Cada vez que había facilidad y sentía enderezarse su pieza, se la ablandaba con
la grasa de la señora.
Sucedió
que como Arrigo se aficionaba más a esta grasa que a la de las botas, llegó un
día en que el señor quiso ir de caza y no encontró su calzado limpio ni
engrasado, y montó en gran cólera por este motivo. El bueno de Arrigo no sabía
qué decir.
–¿Qué
quieres tú que yo haga ahora, alemán borracho? –gritaba el amo–, ¿qué quieres
que yo haga, miserable poltrón?
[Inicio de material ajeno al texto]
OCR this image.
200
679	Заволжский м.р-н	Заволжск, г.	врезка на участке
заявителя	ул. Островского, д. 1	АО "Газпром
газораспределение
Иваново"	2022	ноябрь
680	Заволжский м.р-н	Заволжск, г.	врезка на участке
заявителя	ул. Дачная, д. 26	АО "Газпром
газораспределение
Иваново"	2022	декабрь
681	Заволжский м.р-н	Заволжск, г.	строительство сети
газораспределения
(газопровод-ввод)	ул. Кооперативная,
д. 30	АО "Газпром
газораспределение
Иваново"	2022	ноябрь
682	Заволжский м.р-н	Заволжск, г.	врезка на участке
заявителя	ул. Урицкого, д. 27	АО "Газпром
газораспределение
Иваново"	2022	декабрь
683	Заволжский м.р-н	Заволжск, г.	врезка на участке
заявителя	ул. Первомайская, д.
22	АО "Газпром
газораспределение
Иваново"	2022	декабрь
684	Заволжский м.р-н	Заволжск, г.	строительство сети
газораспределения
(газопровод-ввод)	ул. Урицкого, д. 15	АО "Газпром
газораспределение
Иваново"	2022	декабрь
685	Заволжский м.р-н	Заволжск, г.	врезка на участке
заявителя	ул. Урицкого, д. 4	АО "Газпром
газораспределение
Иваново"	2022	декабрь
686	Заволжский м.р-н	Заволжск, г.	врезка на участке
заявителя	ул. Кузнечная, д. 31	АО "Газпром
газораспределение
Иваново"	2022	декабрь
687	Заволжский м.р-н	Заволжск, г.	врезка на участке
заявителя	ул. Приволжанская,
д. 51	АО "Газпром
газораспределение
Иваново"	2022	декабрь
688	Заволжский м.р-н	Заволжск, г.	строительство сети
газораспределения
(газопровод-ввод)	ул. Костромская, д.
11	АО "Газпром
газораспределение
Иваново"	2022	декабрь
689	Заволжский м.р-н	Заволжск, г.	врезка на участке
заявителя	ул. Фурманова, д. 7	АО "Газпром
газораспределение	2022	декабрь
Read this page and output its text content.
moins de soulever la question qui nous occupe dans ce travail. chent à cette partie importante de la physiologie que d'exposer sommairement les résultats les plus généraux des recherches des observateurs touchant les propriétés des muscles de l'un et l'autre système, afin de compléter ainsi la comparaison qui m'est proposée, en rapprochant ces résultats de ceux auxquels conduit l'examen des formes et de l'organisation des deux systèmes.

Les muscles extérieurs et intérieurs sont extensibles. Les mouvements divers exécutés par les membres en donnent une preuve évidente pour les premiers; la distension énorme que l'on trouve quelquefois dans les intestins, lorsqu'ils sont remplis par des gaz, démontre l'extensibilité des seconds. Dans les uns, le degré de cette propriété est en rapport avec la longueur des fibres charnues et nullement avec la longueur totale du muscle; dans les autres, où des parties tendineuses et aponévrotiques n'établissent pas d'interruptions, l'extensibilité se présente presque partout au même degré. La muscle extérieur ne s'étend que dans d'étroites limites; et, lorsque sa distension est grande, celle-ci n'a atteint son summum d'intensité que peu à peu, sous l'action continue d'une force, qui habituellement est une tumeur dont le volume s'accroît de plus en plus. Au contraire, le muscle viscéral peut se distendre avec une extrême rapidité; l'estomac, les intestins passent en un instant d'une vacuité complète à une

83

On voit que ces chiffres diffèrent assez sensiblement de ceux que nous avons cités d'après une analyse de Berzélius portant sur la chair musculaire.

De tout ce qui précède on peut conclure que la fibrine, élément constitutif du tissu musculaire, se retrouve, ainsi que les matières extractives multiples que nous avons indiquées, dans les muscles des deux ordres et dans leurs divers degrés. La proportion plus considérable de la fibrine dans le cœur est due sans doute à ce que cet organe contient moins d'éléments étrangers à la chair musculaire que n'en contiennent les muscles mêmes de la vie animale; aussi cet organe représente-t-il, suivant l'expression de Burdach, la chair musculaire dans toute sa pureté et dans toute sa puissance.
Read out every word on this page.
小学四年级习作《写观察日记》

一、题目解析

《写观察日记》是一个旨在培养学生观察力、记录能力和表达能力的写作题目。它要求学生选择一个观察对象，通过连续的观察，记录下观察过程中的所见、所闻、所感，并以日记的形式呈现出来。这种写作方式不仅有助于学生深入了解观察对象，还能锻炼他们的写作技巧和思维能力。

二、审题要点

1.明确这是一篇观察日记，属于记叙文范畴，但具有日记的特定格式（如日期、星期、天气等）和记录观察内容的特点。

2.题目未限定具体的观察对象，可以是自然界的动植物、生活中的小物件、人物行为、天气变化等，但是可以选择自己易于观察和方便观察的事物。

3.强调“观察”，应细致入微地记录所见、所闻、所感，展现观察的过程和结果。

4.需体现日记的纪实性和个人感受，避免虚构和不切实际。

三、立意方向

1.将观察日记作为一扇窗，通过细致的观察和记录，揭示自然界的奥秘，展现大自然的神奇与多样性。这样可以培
Estas botas están tan duras y tan secas, que ni
tú ni nadie podrá ponérmelas. Eres un gandul y un animal.
El
muchacho, temblando de miedo a ser azotado, respondió:
–No se
incomode usted, señor; no se incomode usted, que en un momento yo las pondré
flexibles.
–¡Mala
peste te dé, perro cochino! –exclamó más enfurecido el dueño.
Viendo
que aumentaba la cólera de su señor, casi fuera de sí, Arrigo dijo:
–Sí, sí
señor. Yo voy a hacer lo necesario, si usted tiene un instante de paciencia. En
cuanto yo las meta una vez en el vientre de mi señora, le aseguro que se
ablandan.
El amo
quiso saber qué receta era esa para tan súbito cambio, y entonces el alemán le
explicó lo sucedido con detalles.
Viendo
que la suerte lo había hecho señor de Corneto, el amo no dijo nada por lo
pronto, pero a los pocos días manifestó al alemán que podía buscar otro dueño
pues él no tenía más necesidad de sus servicios.